Rerouting to Evade Tariffs - Our Latest Study

Tariffs and their impacts we have been researching for several decades now because of the relevance of the topic as well as the scientific interest in the mathematical modeling of supply chain networks and international trade. Furthermore, there are different types of tariffs, including unit tariffs, ad valorem tariffs, and even tariff rate quotas. We have studied the impacts of tariffs in perfectly competitive contexts such as spatial price equilibrium problems as well as in oligopolistic markets.

Recently, because of the escalating trade wars and imposition of various retaliatory tariffs in the second Trump administration, our research has included rerouting to evade tariffs. This topic has been quite newsworthy; see, for example, this article in The New York Times, which was published today: https://www.nytimes.com/2025/05/24/business/vietnam-china-transshipment.html

My paper, "Multicommodity Trade, Tariffs, and Rerouting," co-authored with my Isenberg School PhD student, Samirasadat "Samira" Samadi, was accepted in the very special volume: Convex and Variational Analysis with Applications: In Honor of Terry Rockafellar’s 90th Birthday. Panos M. Pardalos and Themistocles M. Rassias, Editors, Springer Nature Switzerland AG.

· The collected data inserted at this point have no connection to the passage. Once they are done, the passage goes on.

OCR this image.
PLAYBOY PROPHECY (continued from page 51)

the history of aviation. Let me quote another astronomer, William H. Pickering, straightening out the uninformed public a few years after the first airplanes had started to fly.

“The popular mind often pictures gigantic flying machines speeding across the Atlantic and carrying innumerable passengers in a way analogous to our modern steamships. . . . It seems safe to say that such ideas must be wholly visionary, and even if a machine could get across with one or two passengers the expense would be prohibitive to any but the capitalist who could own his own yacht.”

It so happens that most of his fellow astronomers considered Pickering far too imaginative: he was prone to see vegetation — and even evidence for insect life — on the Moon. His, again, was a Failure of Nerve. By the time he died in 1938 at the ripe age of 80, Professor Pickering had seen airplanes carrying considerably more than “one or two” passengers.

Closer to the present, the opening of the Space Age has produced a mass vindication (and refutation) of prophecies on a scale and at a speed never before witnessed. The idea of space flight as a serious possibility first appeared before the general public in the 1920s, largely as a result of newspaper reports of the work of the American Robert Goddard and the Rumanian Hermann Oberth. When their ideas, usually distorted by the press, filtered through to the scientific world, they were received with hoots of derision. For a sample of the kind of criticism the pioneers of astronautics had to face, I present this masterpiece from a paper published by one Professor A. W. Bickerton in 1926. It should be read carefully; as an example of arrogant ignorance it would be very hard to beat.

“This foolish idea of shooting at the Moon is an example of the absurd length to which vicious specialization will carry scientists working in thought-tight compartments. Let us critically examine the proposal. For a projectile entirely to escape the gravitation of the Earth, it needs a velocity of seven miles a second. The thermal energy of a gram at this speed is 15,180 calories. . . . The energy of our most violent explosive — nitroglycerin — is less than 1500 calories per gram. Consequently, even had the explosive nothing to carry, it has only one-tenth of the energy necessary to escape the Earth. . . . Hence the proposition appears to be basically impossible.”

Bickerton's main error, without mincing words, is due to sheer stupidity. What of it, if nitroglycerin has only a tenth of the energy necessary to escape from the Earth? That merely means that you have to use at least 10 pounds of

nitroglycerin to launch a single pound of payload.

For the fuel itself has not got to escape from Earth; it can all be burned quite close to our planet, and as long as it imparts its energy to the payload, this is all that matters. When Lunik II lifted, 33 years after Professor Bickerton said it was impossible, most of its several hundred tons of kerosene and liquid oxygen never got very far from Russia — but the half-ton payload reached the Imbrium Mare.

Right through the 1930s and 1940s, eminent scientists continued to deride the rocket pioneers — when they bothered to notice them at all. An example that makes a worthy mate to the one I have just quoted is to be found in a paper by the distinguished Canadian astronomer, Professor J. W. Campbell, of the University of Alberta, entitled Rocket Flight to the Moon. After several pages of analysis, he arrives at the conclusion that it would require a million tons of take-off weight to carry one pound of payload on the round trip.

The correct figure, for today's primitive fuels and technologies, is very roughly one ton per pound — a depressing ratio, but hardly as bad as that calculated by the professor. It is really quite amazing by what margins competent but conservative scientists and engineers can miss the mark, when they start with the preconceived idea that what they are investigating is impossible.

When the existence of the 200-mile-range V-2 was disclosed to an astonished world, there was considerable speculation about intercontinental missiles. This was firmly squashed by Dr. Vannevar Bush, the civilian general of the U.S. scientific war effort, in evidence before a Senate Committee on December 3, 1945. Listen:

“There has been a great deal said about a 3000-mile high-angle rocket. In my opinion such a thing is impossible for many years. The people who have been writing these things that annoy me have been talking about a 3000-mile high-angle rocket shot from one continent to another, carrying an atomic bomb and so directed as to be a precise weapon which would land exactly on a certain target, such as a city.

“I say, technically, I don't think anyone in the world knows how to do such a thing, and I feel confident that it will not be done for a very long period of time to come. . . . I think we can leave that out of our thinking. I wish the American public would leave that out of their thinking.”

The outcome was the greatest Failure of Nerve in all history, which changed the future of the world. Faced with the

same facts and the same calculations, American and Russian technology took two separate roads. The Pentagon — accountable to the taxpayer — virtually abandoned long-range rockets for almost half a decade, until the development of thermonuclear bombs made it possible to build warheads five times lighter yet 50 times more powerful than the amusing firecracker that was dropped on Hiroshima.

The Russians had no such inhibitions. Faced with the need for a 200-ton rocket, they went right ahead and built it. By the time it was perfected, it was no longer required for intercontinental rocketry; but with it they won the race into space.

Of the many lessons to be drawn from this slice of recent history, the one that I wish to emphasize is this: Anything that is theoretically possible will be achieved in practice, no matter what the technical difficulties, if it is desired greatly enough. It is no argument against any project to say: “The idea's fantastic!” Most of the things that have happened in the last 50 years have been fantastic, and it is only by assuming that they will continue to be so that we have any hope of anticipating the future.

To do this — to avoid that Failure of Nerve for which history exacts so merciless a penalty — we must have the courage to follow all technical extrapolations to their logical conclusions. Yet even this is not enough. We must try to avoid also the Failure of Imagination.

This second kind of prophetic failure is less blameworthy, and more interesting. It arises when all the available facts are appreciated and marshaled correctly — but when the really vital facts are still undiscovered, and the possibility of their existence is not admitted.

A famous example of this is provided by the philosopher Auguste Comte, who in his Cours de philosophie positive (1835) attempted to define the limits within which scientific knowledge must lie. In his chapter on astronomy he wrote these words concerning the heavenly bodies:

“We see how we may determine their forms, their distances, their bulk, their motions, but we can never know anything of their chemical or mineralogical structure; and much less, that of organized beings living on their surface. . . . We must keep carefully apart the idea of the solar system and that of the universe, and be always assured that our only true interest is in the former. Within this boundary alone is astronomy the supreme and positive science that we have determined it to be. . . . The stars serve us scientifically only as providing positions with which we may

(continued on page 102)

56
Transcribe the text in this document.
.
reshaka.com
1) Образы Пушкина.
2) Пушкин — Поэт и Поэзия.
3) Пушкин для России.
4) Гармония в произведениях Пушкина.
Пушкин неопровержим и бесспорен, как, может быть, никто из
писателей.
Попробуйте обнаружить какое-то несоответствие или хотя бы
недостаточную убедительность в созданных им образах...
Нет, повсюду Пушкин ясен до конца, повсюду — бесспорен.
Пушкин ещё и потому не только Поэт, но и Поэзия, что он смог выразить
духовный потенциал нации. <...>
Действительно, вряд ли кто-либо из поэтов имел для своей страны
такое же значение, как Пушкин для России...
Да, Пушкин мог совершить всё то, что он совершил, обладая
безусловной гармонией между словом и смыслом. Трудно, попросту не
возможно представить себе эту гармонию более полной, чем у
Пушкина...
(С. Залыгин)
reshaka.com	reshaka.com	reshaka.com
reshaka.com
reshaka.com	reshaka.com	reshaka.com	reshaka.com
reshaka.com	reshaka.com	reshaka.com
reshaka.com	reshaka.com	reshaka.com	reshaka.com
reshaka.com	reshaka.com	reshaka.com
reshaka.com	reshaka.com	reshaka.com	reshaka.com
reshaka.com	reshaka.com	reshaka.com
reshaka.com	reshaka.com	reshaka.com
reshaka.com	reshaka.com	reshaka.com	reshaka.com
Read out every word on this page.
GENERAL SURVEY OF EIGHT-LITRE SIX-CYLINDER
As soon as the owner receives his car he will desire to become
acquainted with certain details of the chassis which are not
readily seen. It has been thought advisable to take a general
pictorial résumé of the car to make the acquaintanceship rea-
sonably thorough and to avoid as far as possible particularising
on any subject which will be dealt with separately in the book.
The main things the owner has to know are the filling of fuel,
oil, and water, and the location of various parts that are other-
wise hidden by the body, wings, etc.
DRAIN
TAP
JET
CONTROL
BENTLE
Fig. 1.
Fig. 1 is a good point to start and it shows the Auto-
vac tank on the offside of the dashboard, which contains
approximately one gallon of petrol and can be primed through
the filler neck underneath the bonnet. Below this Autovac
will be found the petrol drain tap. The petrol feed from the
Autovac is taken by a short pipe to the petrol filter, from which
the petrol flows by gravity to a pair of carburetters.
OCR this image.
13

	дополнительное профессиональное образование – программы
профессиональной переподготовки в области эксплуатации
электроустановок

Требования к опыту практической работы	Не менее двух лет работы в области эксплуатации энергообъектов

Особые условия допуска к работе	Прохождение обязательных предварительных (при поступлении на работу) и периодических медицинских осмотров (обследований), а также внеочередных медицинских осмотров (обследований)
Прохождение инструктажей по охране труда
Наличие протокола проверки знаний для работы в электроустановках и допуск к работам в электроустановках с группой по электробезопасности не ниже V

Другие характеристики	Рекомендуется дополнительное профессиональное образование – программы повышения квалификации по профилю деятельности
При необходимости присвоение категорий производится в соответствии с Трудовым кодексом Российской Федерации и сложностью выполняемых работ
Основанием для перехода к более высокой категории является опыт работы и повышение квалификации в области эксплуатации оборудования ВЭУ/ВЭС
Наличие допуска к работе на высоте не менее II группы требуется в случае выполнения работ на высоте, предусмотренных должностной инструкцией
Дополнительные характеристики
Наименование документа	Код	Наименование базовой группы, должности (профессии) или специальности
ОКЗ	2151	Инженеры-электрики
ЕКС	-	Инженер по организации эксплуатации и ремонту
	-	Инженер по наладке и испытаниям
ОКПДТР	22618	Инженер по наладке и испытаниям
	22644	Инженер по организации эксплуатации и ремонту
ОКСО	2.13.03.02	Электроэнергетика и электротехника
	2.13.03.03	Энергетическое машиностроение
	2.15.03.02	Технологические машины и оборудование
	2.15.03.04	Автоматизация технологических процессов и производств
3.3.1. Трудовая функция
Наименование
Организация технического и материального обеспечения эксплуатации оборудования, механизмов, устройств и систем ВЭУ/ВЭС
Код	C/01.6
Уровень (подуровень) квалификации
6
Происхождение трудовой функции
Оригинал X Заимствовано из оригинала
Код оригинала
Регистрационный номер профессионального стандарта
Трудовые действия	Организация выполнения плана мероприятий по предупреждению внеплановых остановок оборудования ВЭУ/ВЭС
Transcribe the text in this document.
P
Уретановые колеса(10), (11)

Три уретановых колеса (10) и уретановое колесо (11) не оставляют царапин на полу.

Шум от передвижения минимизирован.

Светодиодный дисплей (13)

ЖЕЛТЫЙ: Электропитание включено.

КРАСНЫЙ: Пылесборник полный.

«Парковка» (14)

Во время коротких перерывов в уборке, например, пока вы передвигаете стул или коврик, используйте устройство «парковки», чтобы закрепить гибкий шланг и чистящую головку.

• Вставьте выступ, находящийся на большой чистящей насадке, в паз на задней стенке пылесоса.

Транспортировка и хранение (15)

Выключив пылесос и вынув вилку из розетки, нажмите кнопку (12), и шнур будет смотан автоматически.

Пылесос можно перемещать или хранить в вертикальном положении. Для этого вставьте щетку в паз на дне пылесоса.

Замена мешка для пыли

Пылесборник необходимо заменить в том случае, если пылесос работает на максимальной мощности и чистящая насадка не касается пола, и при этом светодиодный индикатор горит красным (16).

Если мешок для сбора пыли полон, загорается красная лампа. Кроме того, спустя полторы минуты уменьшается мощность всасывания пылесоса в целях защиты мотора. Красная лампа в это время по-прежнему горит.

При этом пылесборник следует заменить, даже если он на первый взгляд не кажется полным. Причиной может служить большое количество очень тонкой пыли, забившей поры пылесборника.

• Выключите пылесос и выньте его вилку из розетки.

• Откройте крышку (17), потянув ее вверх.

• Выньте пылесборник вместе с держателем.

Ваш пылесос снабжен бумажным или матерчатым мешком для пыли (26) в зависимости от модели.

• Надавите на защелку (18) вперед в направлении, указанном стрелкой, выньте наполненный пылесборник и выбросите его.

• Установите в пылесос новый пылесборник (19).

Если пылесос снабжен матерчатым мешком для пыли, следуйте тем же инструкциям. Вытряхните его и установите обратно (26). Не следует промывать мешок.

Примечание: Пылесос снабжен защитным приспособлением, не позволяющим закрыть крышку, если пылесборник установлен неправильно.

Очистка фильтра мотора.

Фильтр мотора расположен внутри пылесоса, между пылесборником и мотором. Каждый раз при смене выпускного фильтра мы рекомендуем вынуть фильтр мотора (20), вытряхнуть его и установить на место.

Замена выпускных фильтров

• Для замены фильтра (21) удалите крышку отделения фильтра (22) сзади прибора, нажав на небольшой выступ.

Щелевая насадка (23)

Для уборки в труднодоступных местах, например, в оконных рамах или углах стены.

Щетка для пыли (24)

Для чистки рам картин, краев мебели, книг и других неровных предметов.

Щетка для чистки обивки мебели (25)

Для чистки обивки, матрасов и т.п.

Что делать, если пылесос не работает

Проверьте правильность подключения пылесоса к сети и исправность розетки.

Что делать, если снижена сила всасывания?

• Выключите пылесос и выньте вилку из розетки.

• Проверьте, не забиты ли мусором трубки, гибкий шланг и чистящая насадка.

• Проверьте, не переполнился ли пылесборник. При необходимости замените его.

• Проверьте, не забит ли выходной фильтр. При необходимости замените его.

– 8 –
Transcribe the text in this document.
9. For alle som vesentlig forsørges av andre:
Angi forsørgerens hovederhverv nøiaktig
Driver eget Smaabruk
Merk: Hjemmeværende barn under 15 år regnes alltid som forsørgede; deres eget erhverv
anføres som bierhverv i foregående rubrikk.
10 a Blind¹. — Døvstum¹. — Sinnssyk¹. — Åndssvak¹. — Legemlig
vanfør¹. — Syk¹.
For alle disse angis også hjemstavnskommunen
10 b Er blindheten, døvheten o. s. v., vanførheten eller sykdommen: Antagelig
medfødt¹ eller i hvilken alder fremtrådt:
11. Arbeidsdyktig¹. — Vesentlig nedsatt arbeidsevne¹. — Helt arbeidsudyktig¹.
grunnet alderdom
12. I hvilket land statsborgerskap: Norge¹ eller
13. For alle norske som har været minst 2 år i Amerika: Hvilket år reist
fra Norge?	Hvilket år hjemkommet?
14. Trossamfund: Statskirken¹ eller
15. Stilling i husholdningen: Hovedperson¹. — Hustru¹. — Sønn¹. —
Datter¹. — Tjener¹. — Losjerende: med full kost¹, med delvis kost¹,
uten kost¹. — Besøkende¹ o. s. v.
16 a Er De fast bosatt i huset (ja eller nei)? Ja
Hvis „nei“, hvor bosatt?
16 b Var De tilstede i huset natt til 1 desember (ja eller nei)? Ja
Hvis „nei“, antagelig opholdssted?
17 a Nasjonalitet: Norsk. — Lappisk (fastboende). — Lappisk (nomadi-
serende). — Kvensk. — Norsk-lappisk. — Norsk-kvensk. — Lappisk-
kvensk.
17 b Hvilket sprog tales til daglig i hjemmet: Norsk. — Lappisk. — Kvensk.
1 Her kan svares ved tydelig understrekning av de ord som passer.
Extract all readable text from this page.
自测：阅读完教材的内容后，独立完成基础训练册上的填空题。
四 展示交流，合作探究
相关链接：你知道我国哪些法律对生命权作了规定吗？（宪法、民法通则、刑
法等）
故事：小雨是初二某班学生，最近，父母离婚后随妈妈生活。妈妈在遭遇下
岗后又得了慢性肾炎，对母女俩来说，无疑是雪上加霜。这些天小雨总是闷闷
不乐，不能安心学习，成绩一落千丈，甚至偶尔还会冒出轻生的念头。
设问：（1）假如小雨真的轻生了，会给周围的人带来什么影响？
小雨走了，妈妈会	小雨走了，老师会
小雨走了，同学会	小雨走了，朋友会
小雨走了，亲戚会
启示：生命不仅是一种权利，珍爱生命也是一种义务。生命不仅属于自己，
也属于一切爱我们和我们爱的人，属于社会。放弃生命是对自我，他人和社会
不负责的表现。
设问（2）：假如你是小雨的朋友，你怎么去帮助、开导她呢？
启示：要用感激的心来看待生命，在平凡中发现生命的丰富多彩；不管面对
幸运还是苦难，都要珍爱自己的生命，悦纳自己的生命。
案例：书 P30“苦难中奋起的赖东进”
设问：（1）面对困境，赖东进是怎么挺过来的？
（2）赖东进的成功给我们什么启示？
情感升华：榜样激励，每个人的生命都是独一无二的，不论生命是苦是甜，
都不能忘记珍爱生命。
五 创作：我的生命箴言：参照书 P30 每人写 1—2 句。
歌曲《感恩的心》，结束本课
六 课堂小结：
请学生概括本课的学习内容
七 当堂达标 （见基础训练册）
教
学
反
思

It was an honor to have been invited to contributed to this edited volume in honor of the amazing Professor Rockafellar, a giant in the optimization and variational inequalities.

A preprint of our paper can be downloaded from the Supernetwork Center website: https://supernet.isenberg.umass.edu/articles/MulticommodityTradeTariffsandRerouting.pdf
The case study in the paper focuses on tea, which is produced in both China and Vietnam, and, in our numerical examples, can be rerouted, with associated additional costs (although it is illegal) to demand markets. It is important to model and to quantify trade-offs associated with such illicit tariff evasion in order to provide policy- and decision-makers with insights for interdiction purposes. Our research continues.